Taux du Livret A : le dilemme de Bruno Lemaire

Patrimoine - Avec la publication du taux d’inflation du mois de juin, le Gouvernement sera amené à décider ou non de relever le taux du Livret A.

Pour la première fois, au 1er août 2017, la nouvelle formule élaborée en 2016 est censée s’appliquer. Le gouvernement de Manuel Valls souhaitait à l’époque réduire l’écart entre le taux du Livret A et les taux du marché monétaire tout en garantissant le maintien du pouvoir d’achat des épargnants. Il y avait également la volonté d’éviter des changements fréquents de taux en retenant non plus le dernier taux d’inflation connu mais en prenant la moyenne des 6 derniers mois.

Le point important à retenir dans la nouvelle formule est la suspension de majoration de 0,25 point de pourcentage par rapport à l’inflation quand l’écart entre l’inflation et les taux monétaires est supérieur ou égal à 0,25 point de pourcentage, ce qui est le cas actuellement.

A priori, le taux moyen d’inflation annuel de ces six derniers mois dépasse 0,8/0,9 % ce qui devrait entraîner une majoration de 0,25 point du taux du Livret A qui repasserait ainsi à 1 %.

Faut-il ou non augmenter le taux du Livret A ?

Pour les épargnants, oui d’autant plus que le taux de rendement réel, après prise en compte de l’inflation, est négatif depuis le début de l’année. Une revalorisation permettrait d’avoir un rendement réel positif d’environ 0,25 point.

Pour les banques et la Caisse des Dépôts et Consignation : non !

Le coût de l’épargne réglementée est élevé. En effet, les banques et la CDC doivent rémunérer un produit d’épargne liquide et garanti à 0,75 % quand les taux des titres monétaires sont négatifs et que le taux de l’OAT à 10 ans est à 0,6/0,7 %.

Un Livret A à 1 % rendrait moins compétitif les autres produits d’épargne et notamment les livrets bancaires mais aussi l’assurance-vie. Un passage du taux du Livret A à 1% renchérirait également le coût du financement du logement social. Pour l’économie, la hausse du taux du Livret ne serait pas forcément positive.
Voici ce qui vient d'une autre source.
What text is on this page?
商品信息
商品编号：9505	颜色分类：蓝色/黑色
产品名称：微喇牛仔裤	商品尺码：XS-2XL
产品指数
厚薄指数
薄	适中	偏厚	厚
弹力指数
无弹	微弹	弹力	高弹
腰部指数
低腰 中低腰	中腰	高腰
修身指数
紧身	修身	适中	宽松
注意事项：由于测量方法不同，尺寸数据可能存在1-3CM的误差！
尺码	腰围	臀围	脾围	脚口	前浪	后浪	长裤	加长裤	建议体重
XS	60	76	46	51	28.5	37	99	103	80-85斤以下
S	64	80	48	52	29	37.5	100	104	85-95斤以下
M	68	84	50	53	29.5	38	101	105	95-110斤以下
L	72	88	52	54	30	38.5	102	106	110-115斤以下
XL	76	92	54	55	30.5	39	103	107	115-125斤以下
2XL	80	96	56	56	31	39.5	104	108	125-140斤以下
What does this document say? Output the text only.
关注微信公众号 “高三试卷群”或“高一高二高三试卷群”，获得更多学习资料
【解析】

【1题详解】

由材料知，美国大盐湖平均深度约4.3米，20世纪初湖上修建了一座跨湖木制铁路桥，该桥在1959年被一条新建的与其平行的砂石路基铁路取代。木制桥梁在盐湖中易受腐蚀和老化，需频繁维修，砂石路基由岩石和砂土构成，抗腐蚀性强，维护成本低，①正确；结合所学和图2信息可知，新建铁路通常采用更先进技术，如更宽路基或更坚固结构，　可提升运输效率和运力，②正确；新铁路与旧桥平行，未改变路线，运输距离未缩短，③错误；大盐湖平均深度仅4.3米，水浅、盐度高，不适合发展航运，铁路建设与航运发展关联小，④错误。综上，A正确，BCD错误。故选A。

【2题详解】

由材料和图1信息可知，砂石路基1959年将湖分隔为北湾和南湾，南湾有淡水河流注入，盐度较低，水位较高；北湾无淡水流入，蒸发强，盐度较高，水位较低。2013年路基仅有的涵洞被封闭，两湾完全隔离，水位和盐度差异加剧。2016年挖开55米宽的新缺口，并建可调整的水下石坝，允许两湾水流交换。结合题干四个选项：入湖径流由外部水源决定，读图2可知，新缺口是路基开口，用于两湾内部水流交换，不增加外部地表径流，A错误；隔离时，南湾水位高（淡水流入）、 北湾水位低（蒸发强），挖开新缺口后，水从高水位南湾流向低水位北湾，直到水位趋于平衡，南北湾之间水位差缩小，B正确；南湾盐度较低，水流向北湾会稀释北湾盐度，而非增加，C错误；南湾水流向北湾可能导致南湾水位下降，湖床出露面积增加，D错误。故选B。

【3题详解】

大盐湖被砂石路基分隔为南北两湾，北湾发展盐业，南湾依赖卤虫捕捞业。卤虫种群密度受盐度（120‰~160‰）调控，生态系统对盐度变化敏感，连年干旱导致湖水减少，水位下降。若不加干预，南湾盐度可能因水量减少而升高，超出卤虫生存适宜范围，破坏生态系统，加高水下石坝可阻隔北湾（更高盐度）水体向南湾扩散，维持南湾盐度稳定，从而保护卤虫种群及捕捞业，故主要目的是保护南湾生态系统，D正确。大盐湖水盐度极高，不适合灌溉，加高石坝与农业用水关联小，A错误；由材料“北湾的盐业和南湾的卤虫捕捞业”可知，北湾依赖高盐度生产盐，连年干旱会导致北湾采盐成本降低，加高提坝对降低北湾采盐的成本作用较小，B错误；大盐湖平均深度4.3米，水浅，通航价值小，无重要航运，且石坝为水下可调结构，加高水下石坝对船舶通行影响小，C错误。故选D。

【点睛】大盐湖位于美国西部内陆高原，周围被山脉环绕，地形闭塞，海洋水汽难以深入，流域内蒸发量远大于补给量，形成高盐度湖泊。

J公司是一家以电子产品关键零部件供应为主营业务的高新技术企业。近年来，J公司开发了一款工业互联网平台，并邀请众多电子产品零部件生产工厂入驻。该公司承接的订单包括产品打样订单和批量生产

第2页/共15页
En effet, le gouvernement souhaite tout à la fois réorienter l’épargne des ménages vers le long terme, vers les entreprises notamment à travers la flat tax à 30 % et conforter la reprise économique, donc la consommation.

Depuis le début de l’année, les ménages ont tendance à privilégier le Livret A et le LDD dont la collecte nette atteint sur les cinq premiers mois 10,2 milliards d’euros (8,58 milliards d’euros pour le seul Livret A). Une hausse du taux ne pourrait qu’accroître cette tendance. La Caisse des Dépôts ne manque pas de ressources, l’encours du Livret A, étant à un niveau record. De ce fait, il n’y a pas de réels motifs à accroître la collecte en faveur du Livret A.

Le gouvernement d’Édouard Philippe est donc confronté à un dilemme. Économiquement et financièrement, il n’a pas intérêt à relever le taux du Livret A. Politiquement, d’autres considérations entrent en jeu. Premièrement, il est délicat de ne pas appliquer la formule pour son entrée en vigueur. Deuxièmement, il est gratifiant d’ouvrir son quinquennat sur une hausse du taux du Livret A, qui est considéré, à tort ou à raison, comme le produit de l’épargne populaire.